The Alabama Alliance of Black School Educators awarded Ross its inaugural Charles Townsel Outstanding Higher Educational Leadership Award.
“I am humbled to have been awarded the Alliance’s first-ever Townsel Award for educational leadership primarily because the organization’s purpose aligns with one of my missions as ASU President—ensuring that underserved students in Alabama have access to higher education,” Ross said. “I want to thank the leaders of the Alliance and its members for the award, and also thank my leadership team at Alabama State University for helping make my vision a reality through hard work and innovative planning.”
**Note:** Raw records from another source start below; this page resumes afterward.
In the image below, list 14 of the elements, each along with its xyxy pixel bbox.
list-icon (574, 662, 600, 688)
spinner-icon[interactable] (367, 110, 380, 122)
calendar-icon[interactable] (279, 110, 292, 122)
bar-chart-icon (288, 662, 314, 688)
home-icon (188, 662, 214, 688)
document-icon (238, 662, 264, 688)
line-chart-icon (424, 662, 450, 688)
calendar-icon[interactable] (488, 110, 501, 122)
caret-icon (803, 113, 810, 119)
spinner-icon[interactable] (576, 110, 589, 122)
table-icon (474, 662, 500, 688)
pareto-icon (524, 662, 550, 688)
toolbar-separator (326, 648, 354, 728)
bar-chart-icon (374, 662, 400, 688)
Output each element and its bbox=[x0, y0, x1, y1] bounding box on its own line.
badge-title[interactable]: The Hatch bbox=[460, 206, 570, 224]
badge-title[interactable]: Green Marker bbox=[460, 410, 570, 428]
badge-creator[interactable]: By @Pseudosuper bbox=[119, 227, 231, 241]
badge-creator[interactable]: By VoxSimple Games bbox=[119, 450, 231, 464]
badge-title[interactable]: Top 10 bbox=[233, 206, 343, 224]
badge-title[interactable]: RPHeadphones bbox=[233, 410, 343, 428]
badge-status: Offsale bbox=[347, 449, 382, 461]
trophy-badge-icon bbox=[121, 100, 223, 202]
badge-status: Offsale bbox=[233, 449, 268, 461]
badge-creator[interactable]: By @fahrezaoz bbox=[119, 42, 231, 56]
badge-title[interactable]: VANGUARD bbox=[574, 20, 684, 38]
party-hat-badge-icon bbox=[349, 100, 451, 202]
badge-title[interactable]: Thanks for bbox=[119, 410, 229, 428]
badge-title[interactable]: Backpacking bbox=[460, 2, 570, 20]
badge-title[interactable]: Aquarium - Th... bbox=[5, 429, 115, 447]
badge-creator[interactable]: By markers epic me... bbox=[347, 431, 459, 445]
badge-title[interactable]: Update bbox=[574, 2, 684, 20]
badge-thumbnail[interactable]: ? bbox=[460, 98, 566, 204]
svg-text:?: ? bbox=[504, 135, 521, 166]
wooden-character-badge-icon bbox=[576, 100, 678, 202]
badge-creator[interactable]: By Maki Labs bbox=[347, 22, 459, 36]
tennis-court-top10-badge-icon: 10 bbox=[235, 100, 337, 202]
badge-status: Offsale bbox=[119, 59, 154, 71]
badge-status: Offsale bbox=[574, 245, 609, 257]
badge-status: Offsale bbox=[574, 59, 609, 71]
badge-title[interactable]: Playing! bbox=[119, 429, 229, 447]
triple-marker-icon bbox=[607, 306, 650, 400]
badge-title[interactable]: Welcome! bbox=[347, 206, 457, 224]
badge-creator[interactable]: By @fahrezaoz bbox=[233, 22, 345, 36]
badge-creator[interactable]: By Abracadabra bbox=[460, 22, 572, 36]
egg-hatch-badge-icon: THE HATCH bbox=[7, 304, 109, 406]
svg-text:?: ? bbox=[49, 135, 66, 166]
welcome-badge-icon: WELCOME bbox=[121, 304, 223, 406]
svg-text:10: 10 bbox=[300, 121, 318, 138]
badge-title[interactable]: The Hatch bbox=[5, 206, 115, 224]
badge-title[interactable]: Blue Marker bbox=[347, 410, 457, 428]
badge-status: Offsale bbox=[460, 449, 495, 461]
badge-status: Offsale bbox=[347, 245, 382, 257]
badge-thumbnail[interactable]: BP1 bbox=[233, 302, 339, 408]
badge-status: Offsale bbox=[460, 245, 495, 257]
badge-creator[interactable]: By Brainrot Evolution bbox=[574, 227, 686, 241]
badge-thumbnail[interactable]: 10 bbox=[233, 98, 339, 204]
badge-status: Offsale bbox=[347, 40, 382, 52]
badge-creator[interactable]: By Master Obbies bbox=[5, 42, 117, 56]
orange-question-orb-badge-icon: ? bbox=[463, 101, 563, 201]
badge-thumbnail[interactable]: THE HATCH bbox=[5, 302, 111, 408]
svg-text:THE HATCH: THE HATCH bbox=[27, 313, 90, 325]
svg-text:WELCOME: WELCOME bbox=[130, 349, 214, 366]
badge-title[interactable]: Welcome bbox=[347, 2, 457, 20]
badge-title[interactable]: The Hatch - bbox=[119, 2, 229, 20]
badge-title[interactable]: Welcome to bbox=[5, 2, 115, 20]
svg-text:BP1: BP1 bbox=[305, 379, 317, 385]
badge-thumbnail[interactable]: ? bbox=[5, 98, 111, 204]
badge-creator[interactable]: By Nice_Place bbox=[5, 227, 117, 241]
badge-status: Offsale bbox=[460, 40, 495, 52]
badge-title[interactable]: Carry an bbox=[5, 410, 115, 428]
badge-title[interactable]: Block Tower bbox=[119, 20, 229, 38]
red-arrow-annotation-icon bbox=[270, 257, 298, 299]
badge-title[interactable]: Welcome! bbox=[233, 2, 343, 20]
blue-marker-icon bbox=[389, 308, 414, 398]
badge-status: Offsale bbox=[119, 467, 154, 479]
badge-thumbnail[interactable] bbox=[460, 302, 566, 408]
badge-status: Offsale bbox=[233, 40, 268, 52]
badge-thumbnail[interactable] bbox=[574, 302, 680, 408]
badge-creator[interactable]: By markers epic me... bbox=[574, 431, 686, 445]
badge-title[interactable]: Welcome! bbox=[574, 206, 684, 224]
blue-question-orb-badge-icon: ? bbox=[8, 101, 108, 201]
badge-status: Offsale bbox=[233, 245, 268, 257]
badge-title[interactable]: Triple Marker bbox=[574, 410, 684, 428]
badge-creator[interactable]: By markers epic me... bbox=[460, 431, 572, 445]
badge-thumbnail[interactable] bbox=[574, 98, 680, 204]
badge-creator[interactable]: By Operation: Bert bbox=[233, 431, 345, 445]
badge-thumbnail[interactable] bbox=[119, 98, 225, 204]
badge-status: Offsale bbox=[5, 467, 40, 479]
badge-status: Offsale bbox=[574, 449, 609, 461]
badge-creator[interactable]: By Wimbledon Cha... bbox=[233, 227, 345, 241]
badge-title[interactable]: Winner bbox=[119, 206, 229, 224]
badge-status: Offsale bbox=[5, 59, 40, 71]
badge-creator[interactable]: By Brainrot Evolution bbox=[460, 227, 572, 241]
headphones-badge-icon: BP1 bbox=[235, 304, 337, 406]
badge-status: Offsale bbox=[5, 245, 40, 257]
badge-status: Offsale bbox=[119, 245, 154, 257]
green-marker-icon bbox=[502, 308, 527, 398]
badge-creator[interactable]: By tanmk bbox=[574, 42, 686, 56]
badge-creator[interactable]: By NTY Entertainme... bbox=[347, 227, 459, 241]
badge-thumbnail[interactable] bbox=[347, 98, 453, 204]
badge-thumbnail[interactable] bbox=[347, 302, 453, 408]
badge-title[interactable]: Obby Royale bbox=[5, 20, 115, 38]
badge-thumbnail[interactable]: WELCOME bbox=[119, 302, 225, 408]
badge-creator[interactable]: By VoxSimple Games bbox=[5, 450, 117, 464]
However, it wasn’t simply Ross’s work with underserved students that landed him the award. In researching candidates and finalists for the honor, Dr. Fred Primm, executive director of AL-ABSE, said the selection of Ross was based on many factors.
“President Ross was the winner for this inaugural award for many reasons, which included his outstanding leadership during the COVID -19 pandemic, his fundraising expertise with alumni and the business community, and how well he has galvanized the ASU community and its students with an enhanced embodiment of leadership, excitement and school spirit,” Primm said.
There’s little denying that in his three years at the helm of ASU, Ross has steadied what was a listing ship. The university’s financials are in better shape — as evidenced by credit upgrades from ratings agencies — and enrollment, particularly among freshmen, is growing again.